On March 20, 2011, The Clergy Project was officially begun, with a master list of 52 names.  I was fortunate to be one of those 52.  It has been an incredibly rewarding experience these last 8-plus years.

I was 77 years old at the time, retired from my second career as a Clinical Psychologist, university professor, and professional speaker for nearly a decade.  So I wasn’t in need of any particular help from the group, only the strong bond with others who, like me, had started off their adult careers as ministers.  Ordained at age 18 while in college so that I could serve as minister to a small rural church on weekends, I spent the next 14 years in ministry, serving four different churches as minister and my seminary campus church as youth minister.  Plus, I took some time off during college to go to Alaska (which was not yet a state) under the Home Mission Board of the Southern Baptist Convention as a summer missionary in Eskimo villages.

When The Clergy Project first began, we were mostly involved in getting organized, writing by-laws, and deciding who would do what.  Dan Barker was asked to serve as President since he was the only one of the founders who was former clergy.  Two other founders, “Adam” and “Chris” were still in the clergy “under cover” and three others – Richard Dawkins, Dan Dennett and Linda LaScola – had never been clergy.  I gladly accepted Linda’s request to serve as Chair of the Screening Committee.  With the PhD in psychology I earned when I left ministry, it was natural to me to talk to applicants about their deconversion and their current situations.  We recruited nearly a dozen others to join me in this screening task, trying to match screeners and applicants with similar religious backgrounds.

Some applicants are in really difficult situations when they ask to join.  About 20% are still in active ministry when they admit to themselves they are no longer able to believe what they preach.  What do they do?  Being able to talk online, and sometimes in person, with others who are going – or have gone – through the same thing has been incredibly helpful to hundreds of our participants.  Some have said it saved their lives.

When we began our online forum group, we were helped by Dan Barker’s and Richard Dawkins’s organizations, and then became our own non-profit 501(c)(3) about three years later.  We charge no membership fee and have no paid staff.  We’re an all-volunteer online group.

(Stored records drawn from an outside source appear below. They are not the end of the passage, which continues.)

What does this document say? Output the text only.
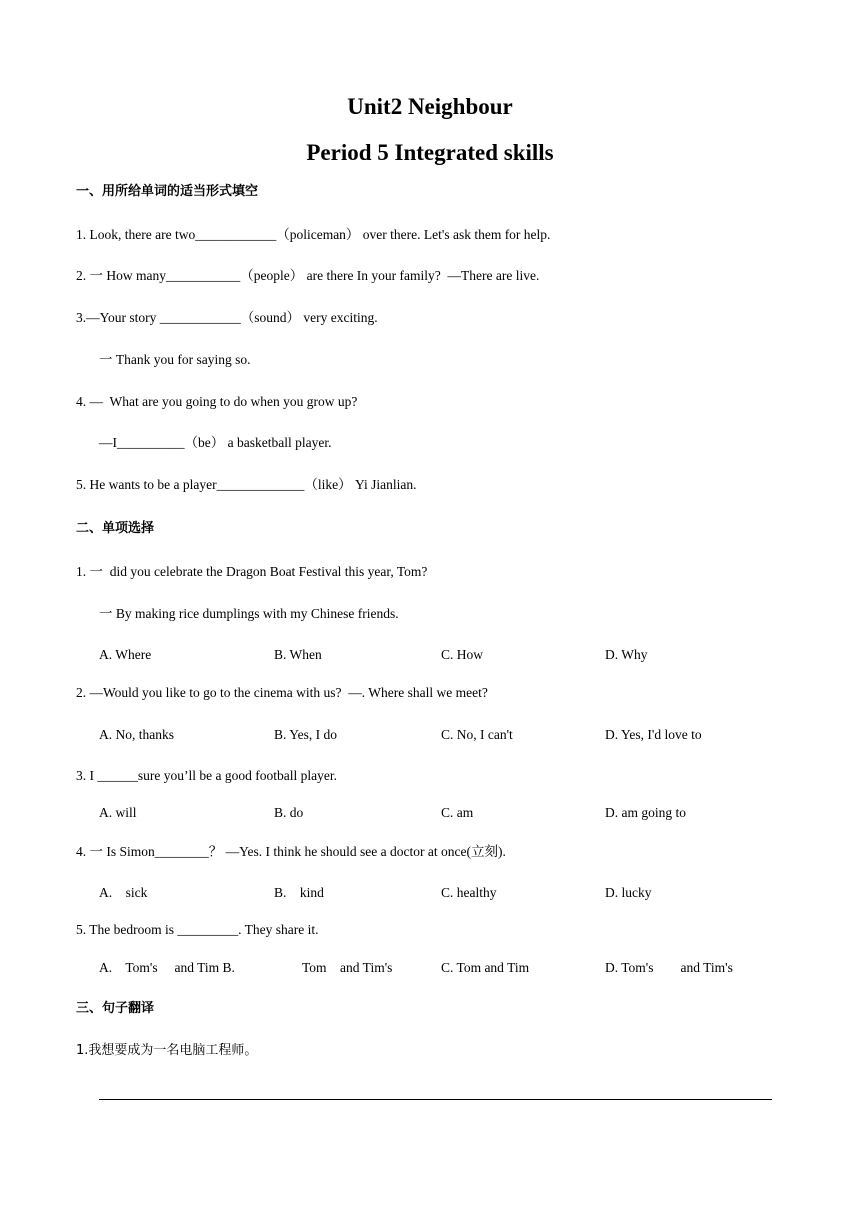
Unit2 Neighbour
Period 5 Integrated skills
一、用所给单词的适当形式填空
1. Look, there are two____________（policeman） over there. Let's ask them for help.
2. 一 How many___________（people） are there In your family?  —There are live.
3.—Your story ____________（sound） very exciting.
一 Thank you for saying so.
4. —  What are you going to do when you grow up?
—I__________（be） a basketball player.
5. He wants to be a player_____________（like） Yi Jianlian.
二、单项选择
1. 一  did you celebrate the Dragon Boat Festival this year, Tom?
一 By making rice dumplings with my Chinese friends.
A. Where	B. When	C. How	D. Why
2. —Would you like to go to the cinema with us?  —. Where shall we meet?
A. No, thanks	B. Yes, I do	C. No, I can't	D. Yes, I'd love to
3. I ______sure you’ll be a good football player.
A. will	B. do	C. am	D. am going to
4. 一 Is Simon________？ —Yes. I think he should see a doctor at once(立刻).
A.    sick	B.    kind	C. healthy	D. lucky
5. The bedroom is _________. They share it.
A.    Tom's     and Tim B.	Tom    and Tim's	C. Tom and Tim	D. Tom's        and Tim's
三、句子翻译
1.我想要成为一名电脑工程师。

We have now hit the 1000 mark.  This is all the more extraordinary because we have not spent one dime on advertising.

We decided early on to take this path so that we could not legitimately be accused of trying to get anyone to deconvert.  The person must have done that on his or her own.

By the way, only about 13% of our group is female, simply because many religious groups purposely don’t allow women to be in a professional religious role.  It can fairly be said that some of the most helpful and constructive contributions have been from our minority of women participants.

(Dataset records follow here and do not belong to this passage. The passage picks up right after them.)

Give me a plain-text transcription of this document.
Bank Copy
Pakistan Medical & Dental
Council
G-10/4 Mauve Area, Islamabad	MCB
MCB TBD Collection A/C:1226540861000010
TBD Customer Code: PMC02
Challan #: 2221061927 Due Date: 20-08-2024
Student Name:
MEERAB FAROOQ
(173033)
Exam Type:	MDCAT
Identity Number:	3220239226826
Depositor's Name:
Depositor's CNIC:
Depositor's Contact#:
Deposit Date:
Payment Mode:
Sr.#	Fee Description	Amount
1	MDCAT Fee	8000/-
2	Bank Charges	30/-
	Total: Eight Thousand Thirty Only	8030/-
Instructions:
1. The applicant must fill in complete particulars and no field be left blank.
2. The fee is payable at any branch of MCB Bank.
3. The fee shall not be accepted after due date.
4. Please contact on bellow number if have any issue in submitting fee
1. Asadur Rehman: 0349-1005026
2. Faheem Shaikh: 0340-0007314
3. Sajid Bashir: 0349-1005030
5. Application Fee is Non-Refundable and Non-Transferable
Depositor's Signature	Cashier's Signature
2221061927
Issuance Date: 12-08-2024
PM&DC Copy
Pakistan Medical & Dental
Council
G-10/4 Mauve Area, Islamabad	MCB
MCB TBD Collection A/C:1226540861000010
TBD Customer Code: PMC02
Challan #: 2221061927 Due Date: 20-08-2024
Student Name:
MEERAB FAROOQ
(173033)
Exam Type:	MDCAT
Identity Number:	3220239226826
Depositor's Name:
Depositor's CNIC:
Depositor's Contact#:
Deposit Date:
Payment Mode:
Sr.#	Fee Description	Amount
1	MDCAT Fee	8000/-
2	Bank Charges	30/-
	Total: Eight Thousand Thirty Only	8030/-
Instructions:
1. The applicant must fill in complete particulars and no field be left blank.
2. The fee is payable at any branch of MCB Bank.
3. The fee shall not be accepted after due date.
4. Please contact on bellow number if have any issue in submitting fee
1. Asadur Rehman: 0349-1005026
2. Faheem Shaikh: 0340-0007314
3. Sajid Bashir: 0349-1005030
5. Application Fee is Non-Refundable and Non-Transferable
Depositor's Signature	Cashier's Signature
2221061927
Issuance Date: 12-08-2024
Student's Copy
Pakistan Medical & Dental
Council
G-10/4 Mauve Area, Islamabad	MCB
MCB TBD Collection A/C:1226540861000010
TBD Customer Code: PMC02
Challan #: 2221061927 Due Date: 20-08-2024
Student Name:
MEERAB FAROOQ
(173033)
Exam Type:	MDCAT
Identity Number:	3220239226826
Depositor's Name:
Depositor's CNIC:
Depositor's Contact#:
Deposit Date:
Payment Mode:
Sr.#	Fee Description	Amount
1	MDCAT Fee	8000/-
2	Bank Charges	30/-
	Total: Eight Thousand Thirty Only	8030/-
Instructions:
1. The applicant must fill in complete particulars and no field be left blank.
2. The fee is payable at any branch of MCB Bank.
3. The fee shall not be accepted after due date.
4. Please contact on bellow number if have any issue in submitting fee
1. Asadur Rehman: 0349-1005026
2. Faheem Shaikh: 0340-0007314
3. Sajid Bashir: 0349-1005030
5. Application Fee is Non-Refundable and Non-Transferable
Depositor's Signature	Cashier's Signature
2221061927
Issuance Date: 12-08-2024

I stepped down earlier this year from Board membership and as Chair of screening because of age-related medical problems.  I’ll be 85 in October and I can easily say that my involvement with TCP has been incredibly meaningful during these last 8 years.  TCP participants are like family to me.

How many more people will TCP have in the coming years?  Impossible to say.  But I am quite confident that there are literally thousands of current religious professionals who are aware, or will become aware that religion is based upon emotion, not fact.  When they are ready to admit that to themselves, we will welcome them with open arms.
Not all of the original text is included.